At long last, our trees are leafing out, and they are wonderfully silhouetted against the fine inky darkness of springtime.  Always, or most of time, there are clouds after nightfall, but Luna is something wondrous to behold on evenings when the rain clouds roll away for a while, and she can actually be seen riding the night sky.

It would have been grand to see the full moon last evening and watch a meteor shower as well, but the Eta Aquarid meteor shower for 2014 peaked during the first week of May (before dawn on Tuesday, May 6 to be exact).  The meteor shower is a yearly happening, and if you didn't catch it earlier this month, it will occur around the same time in 2015. Every year, Earth crosses the orbital path of Halley’s Comet in late April and early May, and debris from the comet lights up the sky before dawn as the Eta Aquarid meteor showers - our planet plunges most deeply into the stream of comet debris toward the end of the first week in May. Spring's meteor shower is named after Eta Aquari, a bright star in the constellation Aquarius where the meteors appear to originate - that point of origin is called the radiant or apparent radiant.

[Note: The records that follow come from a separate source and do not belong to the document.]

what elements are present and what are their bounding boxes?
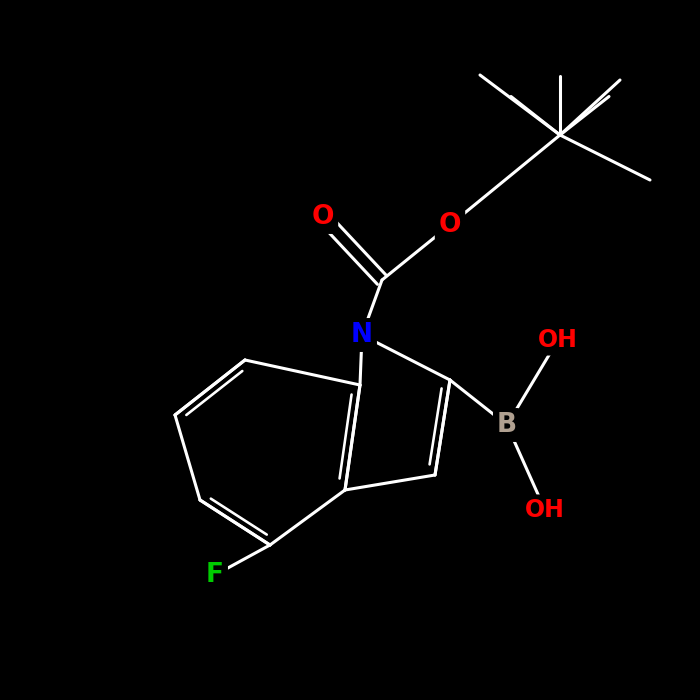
Text: OH: OH xyxy=(525,498,565,522)
Text: OH: OH xyxy=(538,328,578,352)
Text: B: B xyxy=(497,412,517,438)
Text: N: N xyxy=(351,322,373,348)
Text: O: O xyxy=(439,212,461,238)
Text: F: F xyxy=(206,562,224,588)
Text: O: O xyxy=(312,204,335,230)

Naming meteor showers for the constellations or stars where they seem to start their journey is a common thing.  The Perseid meteor showers (visible from July 17 to August 24 this year) are associated with the Swift-Tuttle comet, and they are named for their radiant or apparent point of origin in the constellation Perseus.  Autumn's Orionid meteor showers (visible for most of October and peaking on October 20/21 this year) are named for the mighty constellation Orion, and they are also associated with Halley's Comet - that makes them near kin to this month's light show.  A lifelong comet enthusiast and observer of meteor showers, I have probably spent years watching them race through the night sky, but I have yet to capture a good photo of Halley's castaway children, or Swift-Tuttle's offspring either.

We also know May's great golden moon as the: Alewife Moon, Blossom Moon, Bottlebrush Moon, Bright Moon, Budding Moon, Corn Planting Moon, Death Moon, Dragon Moon, Dyad Moon, Fawns Moon, Field Maker Moon, Fifth Moon, Fish Moon, Flowering Moon, Frog Moon, Frogs Return Moon, Geese Go North Moon, Geese Moon, Grass Moon, Green Leaf Moon, Hare Moon, Hoeing Corn Moon, Idle Moon, Iris Moon, Joy Moon, Leaf Dancing Moon, Leaves Appear Moon, Leaves Tender Moon, Lily of the Valley Moon, Little Corn Moon, Little Finger Moon, Magnolia Moon, Merry Moon, Milk Moon, Moon of Big Leaf, Moon of the Strawberry, Moon of the Camas Harvest, Moon of Waiting, Moon To Plant, Moon When Corn is Planted, Moon When Ponies Shed Their Fur, Moon When the Buffalo Plant is in Flower, Moon When the Leaves Are Green, Moon When the Little Flowers Die, Moon When the Horses Get Fat, Moon When Women Weed Corn, Mulberry Moon, Mulberry Ripening Moon, New Waters Moon, Old Woman Moon, Panther Moon, Penawen Moon, Peony Moon, Planting Moon, Putting Seeds in the Hole Moon, Seeds Ripen Moon, Sprout Kale Moon, Staying Home Moon, Storing Moon, Strawberry Moon, Suckers Dried Moon Summer Moon, Thrice Milk Moon, Wind Tossed Moon, Winnemon Moon.

As names go, I am fond of "Leaf Dancing Moon" and "Budding Moon".

4 comments:

B. Rogers, Living in Black Mountain said...

Too cloudy last night to see meteors. But the night before I got some good shots of the moon. I wonder how my zoom of it shows an upside down version of yours. Perhaps I'd better turn it over. Or??

B. Rogers, Living in Black Mountain said...

Sorry, here's the blog I posted my pic on...
http://blackmtnbarb.blogspot.com/2014/05/whos-that-i-see-peeking-through-my.html

B. Rogers, Living in Black Mountain said...

Thanks, I think I turned the camera to get it to rest on rail, and forgot that I needed to rotate the photo. Going to go fix it now.

Kameshwari said...

Oh, I wish I were a more dedicated meteor shower watcher. When I was younger, I would spend long summer nights our on the lake, watching streams of light falling to the earth. It looked like teardrops from the celestials.

I continue to enjoy your full moon posts.